PDF(Pubmed)
Abstract:
Lowe Syndrome (LS) is a rare X-linked disorder characterized by renal dysfunction, cataracts, and several central nervous system (CNS) anomalies. The mechanisms underlying the neurological dysfunction in LS remain unclear, albeit they share some phenotypic characteristics similar to the deficiency or dysfunction of the Reelin signaling, a relevant pathway with roles in CNS development and neuronal functions.
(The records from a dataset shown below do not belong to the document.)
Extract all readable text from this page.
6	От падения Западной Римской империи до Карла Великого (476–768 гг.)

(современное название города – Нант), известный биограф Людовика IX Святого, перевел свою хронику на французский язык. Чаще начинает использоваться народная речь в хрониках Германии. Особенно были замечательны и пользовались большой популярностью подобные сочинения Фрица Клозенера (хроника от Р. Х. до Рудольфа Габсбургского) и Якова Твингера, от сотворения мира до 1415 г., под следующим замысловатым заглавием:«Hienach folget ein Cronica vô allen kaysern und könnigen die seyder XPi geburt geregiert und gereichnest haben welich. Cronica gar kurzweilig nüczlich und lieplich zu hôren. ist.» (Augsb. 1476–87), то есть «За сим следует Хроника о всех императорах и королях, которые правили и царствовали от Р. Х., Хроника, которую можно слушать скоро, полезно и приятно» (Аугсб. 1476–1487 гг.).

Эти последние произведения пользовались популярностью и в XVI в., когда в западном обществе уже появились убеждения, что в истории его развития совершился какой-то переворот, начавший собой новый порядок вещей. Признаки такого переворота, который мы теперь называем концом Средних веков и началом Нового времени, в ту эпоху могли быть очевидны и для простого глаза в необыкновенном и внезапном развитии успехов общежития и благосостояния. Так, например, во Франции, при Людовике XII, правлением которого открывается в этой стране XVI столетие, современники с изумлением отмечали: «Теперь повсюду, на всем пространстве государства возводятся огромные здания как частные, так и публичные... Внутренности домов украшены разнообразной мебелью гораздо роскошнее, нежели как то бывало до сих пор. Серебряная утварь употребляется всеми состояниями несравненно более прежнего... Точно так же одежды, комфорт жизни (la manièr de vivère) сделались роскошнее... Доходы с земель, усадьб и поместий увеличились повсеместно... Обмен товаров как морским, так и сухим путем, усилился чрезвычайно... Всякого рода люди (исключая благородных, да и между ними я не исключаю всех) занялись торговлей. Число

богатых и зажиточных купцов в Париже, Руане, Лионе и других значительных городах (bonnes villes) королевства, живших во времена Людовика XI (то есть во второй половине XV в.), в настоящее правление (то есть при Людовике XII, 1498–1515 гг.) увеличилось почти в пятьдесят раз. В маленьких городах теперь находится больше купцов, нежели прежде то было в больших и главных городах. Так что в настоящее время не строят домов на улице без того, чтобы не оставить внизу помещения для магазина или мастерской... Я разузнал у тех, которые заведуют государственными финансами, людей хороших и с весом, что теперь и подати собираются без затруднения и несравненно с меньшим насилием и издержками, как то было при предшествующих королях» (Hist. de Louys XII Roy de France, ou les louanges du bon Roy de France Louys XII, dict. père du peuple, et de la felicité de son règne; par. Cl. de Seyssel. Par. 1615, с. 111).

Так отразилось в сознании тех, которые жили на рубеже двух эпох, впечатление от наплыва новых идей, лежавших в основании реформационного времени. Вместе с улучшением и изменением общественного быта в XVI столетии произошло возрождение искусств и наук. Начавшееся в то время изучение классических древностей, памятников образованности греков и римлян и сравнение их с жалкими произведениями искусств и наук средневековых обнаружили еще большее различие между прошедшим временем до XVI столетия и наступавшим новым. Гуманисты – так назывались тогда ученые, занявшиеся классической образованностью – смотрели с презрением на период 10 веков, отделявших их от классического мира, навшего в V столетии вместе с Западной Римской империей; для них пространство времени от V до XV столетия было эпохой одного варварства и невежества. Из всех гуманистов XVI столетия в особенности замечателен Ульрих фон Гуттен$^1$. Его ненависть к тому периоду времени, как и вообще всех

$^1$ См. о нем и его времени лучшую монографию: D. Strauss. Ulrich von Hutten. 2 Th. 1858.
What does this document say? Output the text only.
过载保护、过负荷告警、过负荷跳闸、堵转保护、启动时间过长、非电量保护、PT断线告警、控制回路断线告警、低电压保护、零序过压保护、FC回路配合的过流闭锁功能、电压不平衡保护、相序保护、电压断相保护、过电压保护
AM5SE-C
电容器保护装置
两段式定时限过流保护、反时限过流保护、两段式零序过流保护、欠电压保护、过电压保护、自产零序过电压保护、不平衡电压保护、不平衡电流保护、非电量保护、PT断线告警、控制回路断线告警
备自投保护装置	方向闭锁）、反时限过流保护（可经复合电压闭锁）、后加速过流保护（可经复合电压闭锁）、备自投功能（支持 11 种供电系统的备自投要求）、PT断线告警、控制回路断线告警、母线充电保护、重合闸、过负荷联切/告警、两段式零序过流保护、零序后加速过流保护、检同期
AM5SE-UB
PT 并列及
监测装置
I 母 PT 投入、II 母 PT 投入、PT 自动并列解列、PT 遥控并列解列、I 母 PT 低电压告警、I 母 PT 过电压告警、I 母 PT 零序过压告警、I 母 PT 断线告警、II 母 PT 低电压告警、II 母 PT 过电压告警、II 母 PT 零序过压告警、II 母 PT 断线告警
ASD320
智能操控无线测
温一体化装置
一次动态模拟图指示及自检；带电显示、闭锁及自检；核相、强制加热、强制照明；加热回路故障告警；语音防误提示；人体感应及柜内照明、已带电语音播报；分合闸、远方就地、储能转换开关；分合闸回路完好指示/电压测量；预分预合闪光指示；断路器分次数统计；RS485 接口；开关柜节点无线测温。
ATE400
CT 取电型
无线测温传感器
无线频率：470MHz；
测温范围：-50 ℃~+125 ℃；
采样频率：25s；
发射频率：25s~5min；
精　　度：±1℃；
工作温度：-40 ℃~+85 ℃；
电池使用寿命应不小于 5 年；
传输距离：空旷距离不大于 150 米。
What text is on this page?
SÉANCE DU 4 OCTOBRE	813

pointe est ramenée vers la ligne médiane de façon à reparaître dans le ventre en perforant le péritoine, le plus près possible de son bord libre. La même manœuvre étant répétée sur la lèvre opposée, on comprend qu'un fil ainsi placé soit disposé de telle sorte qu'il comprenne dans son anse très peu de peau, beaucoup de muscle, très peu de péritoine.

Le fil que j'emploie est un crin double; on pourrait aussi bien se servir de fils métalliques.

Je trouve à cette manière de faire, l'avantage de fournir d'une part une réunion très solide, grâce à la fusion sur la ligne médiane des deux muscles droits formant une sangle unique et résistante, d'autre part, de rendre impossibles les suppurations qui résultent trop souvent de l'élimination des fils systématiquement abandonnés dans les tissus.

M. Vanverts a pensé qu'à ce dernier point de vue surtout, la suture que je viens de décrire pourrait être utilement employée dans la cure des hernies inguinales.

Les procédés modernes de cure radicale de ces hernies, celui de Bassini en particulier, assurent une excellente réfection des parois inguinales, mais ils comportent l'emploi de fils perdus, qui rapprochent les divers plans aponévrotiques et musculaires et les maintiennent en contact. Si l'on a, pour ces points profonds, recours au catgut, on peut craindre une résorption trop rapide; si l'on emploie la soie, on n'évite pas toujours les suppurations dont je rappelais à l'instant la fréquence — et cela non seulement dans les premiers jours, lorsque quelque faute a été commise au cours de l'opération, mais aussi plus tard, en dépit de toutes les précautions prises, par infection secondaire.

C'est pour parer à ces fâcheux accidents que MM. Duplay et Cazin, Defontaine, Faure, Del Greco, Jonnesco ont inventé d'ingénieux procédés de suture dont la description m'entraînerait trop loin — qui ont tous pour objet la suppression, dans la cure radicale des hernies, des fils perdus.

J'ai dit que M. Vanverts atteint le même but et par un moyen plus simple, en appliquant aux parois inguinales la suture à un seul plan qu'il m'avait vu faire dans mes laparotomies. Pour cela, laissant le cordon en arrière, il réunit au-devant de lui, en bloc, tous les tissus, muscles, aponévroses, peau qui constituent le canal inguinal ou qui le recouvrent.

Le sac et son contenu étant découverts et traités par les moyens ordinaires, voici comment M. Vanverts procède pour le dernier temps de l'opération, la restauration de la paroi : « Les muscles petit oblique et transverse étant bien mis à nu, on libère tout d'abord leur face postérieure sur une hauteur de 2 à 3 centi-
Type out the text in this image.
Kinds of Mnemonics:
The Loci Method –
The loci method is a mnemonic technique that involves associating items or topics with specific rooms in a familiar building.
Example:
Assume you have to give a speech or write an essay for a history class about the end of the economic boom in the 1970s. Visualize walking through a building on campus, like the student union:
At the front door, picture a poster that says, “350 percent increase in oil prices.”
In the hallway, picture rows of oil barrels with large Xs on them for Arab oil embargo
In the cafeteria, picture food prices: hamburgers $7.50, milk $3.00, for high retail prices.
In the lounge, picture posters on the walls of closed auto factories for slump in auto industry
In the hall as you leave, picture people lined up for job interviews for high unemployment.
In this study, we investigated the role of OCRL1, an inositol polyphosphate 5-phosphatase encoded by the OCRL gene, mutated in LS, focusing on its impact on endosomal trafficking and receptor recycling in human neuronal cells. Specifically, we tested the effects of OCRL1 deficiency in the trafficking and signaling of ApoER2/LRP8, a receptor for the ligand Reelin. We found that loss of OCRL1 impairs ApoER2 intracellular trafficking, leading to reduced receptor expression and decreased levels at the plasma membrane. Additionally, human neurons deficient in OCRL1 showed impairments in ApoER2/Reelin-induced responses. Our findings highlight the critical role of OCRL1 in regulating ApoER2 endosomal recycling and its impact on the ApoER2/Reelin signaling pathway, providing insights into potential mechanisms underlying the neurological manifestations of LS.
摘要:
Lowe综合征(LS)是一种罕见的X连锁疾病,以肾功能不全为特征,白内障,和几个中枢神经系统(CNS)异常。LS神经功能障碍的潜在机制尚不清楚,尽管它们具有一些类似于Reelin信号缺乏或功能障碍的表型特征,在中枢神经系统发育和神经元功能中起作用的相关途径。在这项研究中,我们研究了OCRL1的作用,OCRL基因编码的肌醇多磷酸5-磷酸酶,在LS中突变,关注其对人神经元细胞内体运输和受体再循环的影响。具体来说,我们测试了OCRL1缺乏在ApoER2/LRP8的运输和信号传导中的作用,ApoER2/LRP8是配体Reelin的受体.我们发现OCRL1的丢失会损害ApoER2的细胞内运输,导致受体表达降低和质膜水平降低。此外,缺乏OCRL1的人类神经元在ApoER2/Reelin诱导的反应中显示受损。我们的发现强调了OCRL1在调节ApoER2内体再循环及其对ApoER2/Reelin信号通路的影响中的关键作用。提供对LS神经系统表现潜在机制的见解。